La veille de sa mort, on fit son portrait au daguerréotype. L’appareil fut placé dans le préau grillé attenant à sa cellule, où il faisait un beau soleil. Tapner ne pouvait s’empêcher de rire en posant. La tête de mort aussi semble rire.

— Mais ne riez donc pas, lui disait le prévôt. Gardez votre sérieux. On ne comprendra rien à votre portrait. Vous ne pouvez pas rire aujourd’hui. Ce n’est pas possible.

C’était si possible qu’il riait.

Pourtant un jour le prévôt lui avait prêté un livre de prières.

— Lisez ceci, Tapner, lui dit-il, si vous êtes coupable.

— Je ne suis pas coupable, répondit Tapner.

— Dans tous les cas, reprit le prévôt, vous êtes un pécheur comme moi, comme nous tous. Vous n’avez pas servi Dieu. Lisez ce livre.

Tapner prit le livre.

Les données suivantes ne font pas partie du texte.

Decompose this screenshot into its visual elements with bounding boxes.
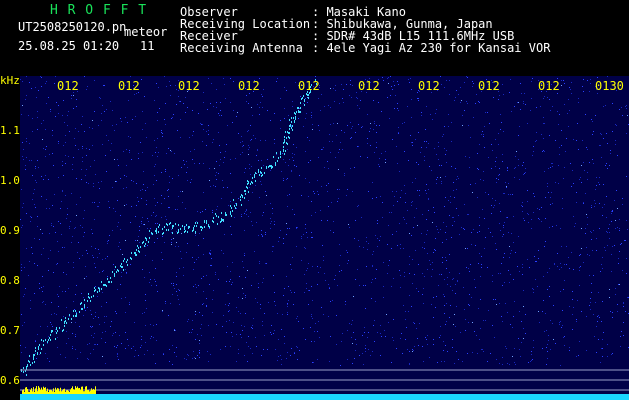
x-tick-6: 012 [358,79,380,93]
x-tick-9: 012 [538,79,560,93]
x-tick-7: 012 [418,79,440,93]
x-tick-1: 012 [57,79,79,93]
count-label: 11 [140,39,155,53]
x-tick-5: 012 [298,79,320,93]
tag-label: meteor [124,25,168,39]
field-value-antenna: : 4ele Yagi Az 230 for Kansai VOR [312,41,551,55]
x-tick-3: 012 [178,79,200,93]
y-unit-label: kHz [0,74,20,87]
y-tick-0-9: 0.9 [0,224,20,237]
y-tick-1-0: 1.0 [0,174,20,187]
spectrogram-canvas [20,76,629,400]
x-tick-4: 012 [238,79,260,93]
field-key-antenna: Receiving Antenna [180,41,303,55]
filename-label: UT2508250120.pn [18,20,127,34]
y-tick-0-8: 0.8 [0,274,20,287]
y-tick-0-6: 0.6 [0,374,20,387]
x-tick-8: 012 [478,79,500,93]
x-tick-10: 0130 [595,79,624,93]
y-tick-0-7: 0.7 [0,324,20,337]
y-tick-1-1: 1.1 [0,124,20,137]
hrofft-window: H R O F F T UT2508250120.pn meteor 25.08… [0,0,629,400]
x-tick-2: 012 [118,79,140,93]
timestamp-label: 25.08.25 01:20 [18,39,120,53]
logo-text: H R O F F T [50,3,148,18]
spectrogram-plot [20,76,629,400]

Le prévôt entra dans sa cellule une heure après, et le trouva, le livre à la main, fondant en larmes.

Sa dernière entrevue avec sa femme fut « déchirante », me dit le prévôt.

Cette femme cependant savait ses amours avec sa sœur. Mais qui donc a sondé tous les mystères du pardon ?

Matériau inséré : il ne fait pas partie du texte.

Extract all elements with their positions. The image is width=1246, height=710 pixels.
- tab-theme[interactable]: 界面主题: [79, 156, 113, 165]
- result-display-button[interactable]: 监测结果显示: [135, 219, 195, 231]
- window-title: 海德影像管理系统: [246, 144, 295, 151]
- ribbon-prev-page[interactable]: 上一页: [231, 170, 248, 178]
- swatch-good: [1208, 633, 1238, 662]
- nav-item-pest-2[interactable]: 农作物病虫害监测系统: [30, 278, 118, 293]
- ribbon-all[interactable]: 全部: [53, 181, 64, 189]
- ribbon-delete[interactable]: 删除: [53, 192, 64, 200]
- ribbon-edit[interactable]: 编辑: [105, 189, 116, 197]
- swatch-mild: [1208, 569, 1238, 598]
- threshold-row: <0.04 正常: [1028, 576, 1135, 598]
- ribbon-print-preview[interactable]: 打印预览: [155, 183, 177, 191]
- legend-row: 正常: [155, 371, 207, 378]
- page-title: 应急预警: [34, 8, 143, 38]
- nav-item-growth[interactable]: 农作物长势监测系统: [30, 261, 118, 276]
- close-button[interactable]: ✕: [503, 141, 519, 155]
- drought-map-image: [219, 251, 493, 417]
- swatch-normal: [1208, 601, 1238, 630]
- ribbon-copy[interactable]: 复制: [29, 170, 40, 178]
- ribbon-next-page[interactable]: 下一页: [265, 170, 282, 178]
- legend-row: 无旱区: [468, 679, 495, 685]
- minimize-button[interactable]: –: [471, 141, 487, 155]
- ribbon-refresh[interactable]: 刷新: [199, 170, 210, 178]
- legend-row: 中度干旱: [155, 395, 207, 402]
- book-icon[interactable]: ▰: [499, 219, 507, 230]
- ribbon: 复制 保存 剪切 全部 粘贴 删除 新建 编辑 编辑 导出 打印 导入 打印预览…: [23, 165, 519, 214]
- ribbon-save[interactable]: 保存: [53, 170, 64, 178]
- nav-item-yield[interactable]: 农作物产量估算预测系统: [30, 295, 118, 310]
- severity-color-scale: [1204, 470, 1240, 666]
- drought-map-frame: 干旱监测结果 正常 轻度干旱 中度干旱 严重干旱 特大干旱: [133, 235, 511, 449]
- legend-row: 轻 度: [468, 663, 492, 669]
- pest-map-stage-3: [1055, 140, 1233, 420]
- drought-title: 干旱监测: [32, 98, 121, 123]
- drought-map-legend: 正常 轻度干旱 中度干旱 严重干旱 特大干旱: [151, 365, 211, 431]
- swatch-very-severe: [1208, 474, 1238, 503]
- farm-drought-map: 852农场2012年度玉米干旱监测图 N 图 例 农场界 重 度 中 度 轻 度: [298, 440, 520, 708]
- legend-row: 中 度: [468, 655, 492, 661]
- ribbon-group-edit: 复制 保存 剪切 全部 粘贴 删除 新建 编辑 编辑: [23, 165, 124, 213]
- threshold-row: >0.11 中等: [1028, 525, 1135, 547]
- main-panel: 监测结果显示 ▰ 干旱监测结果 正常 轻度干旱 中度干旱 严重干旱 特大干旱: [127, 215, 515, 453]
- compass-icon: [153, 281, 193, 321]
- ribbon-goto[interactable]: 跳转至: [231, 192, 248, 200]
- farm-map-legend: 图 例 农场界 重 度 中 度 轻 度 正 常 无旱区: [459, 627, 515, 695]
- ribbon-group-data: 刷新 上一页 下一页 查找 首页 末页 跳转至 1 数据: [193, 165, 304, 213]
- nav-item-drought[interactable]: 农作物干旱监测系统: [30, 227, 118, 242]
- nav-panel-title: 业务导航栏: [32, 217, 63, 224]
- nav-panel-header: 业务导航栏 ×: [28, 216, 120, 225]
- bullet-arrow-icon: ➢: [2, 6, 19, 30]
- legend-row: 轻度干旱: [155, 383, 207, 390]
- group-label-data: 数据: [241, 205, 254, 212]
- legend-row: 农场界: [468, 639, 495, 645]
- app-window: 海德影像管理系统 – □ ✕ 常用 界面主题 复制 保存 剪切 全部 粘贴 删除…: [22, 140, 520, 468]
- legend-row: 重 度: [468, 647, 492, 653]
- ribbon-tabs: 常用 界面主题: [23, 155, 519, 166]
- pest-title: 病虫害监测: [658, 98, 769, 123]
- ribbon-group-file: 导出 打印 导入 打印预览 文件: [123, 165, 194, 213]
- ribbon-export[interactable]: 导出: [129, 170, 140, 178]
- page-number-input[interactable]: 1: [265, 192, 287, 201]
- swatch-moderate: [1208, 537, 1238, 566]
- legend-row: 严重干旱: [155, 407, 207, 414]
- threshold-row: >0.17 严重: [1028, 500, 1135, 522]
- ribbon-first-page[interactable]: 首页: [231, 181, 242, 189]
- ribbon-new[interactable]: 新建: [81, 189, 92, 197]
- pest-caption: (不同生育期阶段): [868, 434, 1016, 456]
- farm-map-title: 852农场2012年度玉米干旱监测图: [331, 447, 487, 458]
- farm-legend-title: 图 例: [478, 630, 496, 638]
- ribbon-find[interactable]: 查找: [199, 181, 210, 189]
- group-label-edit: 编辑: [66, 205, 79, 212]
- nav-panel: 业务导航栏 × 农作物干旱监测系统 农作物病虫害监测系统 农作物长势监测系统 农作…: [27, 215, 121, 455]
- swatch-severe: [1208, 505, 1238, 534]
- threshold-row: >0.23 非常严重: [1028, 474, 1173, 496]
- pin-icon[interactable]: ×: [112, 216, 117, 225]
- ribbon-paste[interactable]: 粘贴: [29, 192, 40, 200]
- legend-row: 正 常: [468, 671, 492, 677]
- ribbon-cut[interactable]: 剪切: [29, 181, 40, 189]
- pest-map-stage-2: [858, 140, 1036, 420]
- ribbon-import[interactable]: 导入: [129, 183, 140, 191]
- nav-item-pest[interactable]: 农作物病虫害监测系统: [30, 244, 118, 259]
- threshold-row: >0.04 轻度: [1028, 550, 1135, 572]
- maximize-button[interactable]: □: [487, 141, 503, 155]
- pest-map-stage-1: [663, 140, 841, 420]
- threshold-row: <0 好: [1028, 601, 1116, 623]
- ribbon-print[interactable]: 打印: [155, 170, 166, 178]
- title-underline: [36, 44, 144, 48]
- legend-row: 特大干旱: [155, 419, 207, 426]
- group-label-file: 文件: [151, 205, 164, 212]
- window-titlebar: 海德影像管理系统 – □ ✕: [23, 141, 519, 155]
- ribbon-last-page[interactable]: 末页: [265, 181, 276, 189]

La veille de ma visite à la prison. M, Pearce, un des deux chapelains qui avaient assisté Tapner le jour de sa mort, était venu me voir à Hauteville House avec le prévôt. Je demandai à M. Pearce, très vénérable et très digne vieillard :

— Tapner a-t-il su que je m’étais intéressé à lui ?

— Certes, Monsieur, a répondu M. Pearce en joignant les mains. Il a été bien touché et bien reconnaissant de votre intervention, et il a bien recommandé qu’on vous remerciât de sa part.

Je note, comme un détail caractéristique de la liberté de la presse anglaise, qu’à l’époque de la mort de Tapner, tous les journaux de l’île ayant plus ou moins réclamé l’exécution, et fort choqués de ma lettre à lord Palmerston, s’entendirent pour passer sous silence le fait que me révélait M. Pearce. Ils eurent l’air de mettre le pendu du parti de la potence, et il ne tint qu’à moi de croire que Tapner m’en voulait.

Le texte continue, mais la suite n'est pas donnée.